The German plan to annihilate Stalin’s forces envisaged a series of massive encirclement battles – kessel schlacht – with the first one achieved on the Polish-Belarus plain at Bialystok-Minsk.
Red Army anguish
When the two panzer pincers met in late June, a pocket was formed containing unheard of numbers of men and masses of equipment. To widespread German astonishment the trapped Soviets refused to give up;
“…the Russian does not run away like the Frenchman. He is very tough…”
In scenes that could have been scripted by Dante, the Soviets fought on. Helmut Pole recalled “…a Russian hanging in the turret of his tank who continued to shoot at us as we approached. He was dangling inside without any legs, having lost them when the tank was hit.” By Wednesday 9 July it was over.
The Red Army’s entire Western Front was wiped out. Four armies comprising 20 divisions were destroyed – some 417,729 men – along with 4,800 tanks and over 9,000 guns and mortars – more than the entire Wehrmacht invasion force possessed at the beginning of Barbarossa. The panzers had advanced 200 miles into the central Soviet Union and were already a third of the way to Moscow.
Kiev – another Cannae
Worse was to follow for the Soviets. To defend Ukraine and its capital, Kiev, Stalin had ordered a build-up like no other. Well over 1 million men were positioned on the Ukrainian steppe, and in one of the boldest operations of its kind, the Germans launched another encirclement battle.
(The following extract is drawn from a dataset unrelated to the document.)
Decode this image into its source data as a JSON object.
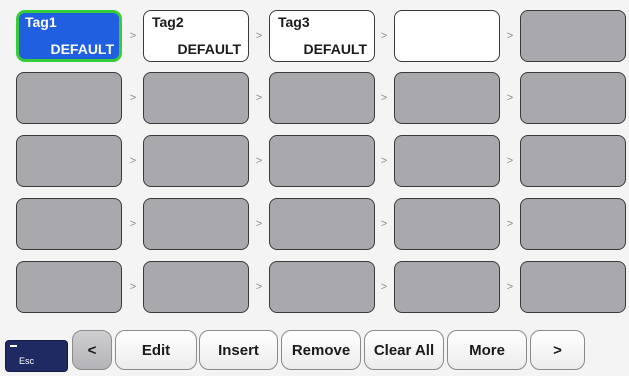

When the exhausted pincers joined up on 14 September they enclosed an area the size of Slovenia, but once more the Soviets refused to throw down their arms and meekly enter captivity. One horrified mountain trooper – a gebirgsjäger – gaped in horror as
“…the Russians attacked across a carpet of their own dead…They came forward in long lines and persisted in making frontal charges against machine-gun fire until only a few were left standing…It was as if they no longer cared about being killed…”
As one German officer noted;
“(the Soviets) seem to have a wholly different concept of the value of human life.”
The Waffen-SS officer, Kurt Meyer, also saw Soviet savagery when his men found murdered German soldiers; “Their hands had been fastened with wire…their bodies torn to pieces and trampled underfoot.”
The German response was just as savage, as Wilhelm Schröder, a radio operator in 10th Panzer Division, noted in his diary; “…all the prisoners were herded together and shot by a machine-gun. This wasn’t done in front of us, but we all heard the firing and knew what was going on.”
For the best part of a fortnight the Soviets fought on, losing 100,000 men, until the remainder finally surrendered. An incredible 665,000 became prisoners of war, but still the Soviets didn’t collapse.
The Germans had no choice but to continue the trek eastwards through “…fields so vast they stretched to all horizons…Truthfully, the terrain was a sort of prairie, a land sea.” Wilhelm Lübbecke recalled it with antipathy;
“Battling both stifling heat and thick clouds of dust, we plodded countless miles…after a while a kind of hypnosis would set in as you watched the steady rhythm of the man’s boots in front of you. Utterly exhausted, I sometimes fell into a quasi-sleepwalk…waking only briefly whenever I stumbled into the body ahead of me.”
In an army where only 10% of its soldiers rode in motor vehicles, that meant marching beyond the limits of human endurance. As one landser recalled; “…we were just a column of men, trudging endlessly and aimlessly, as if in a void.”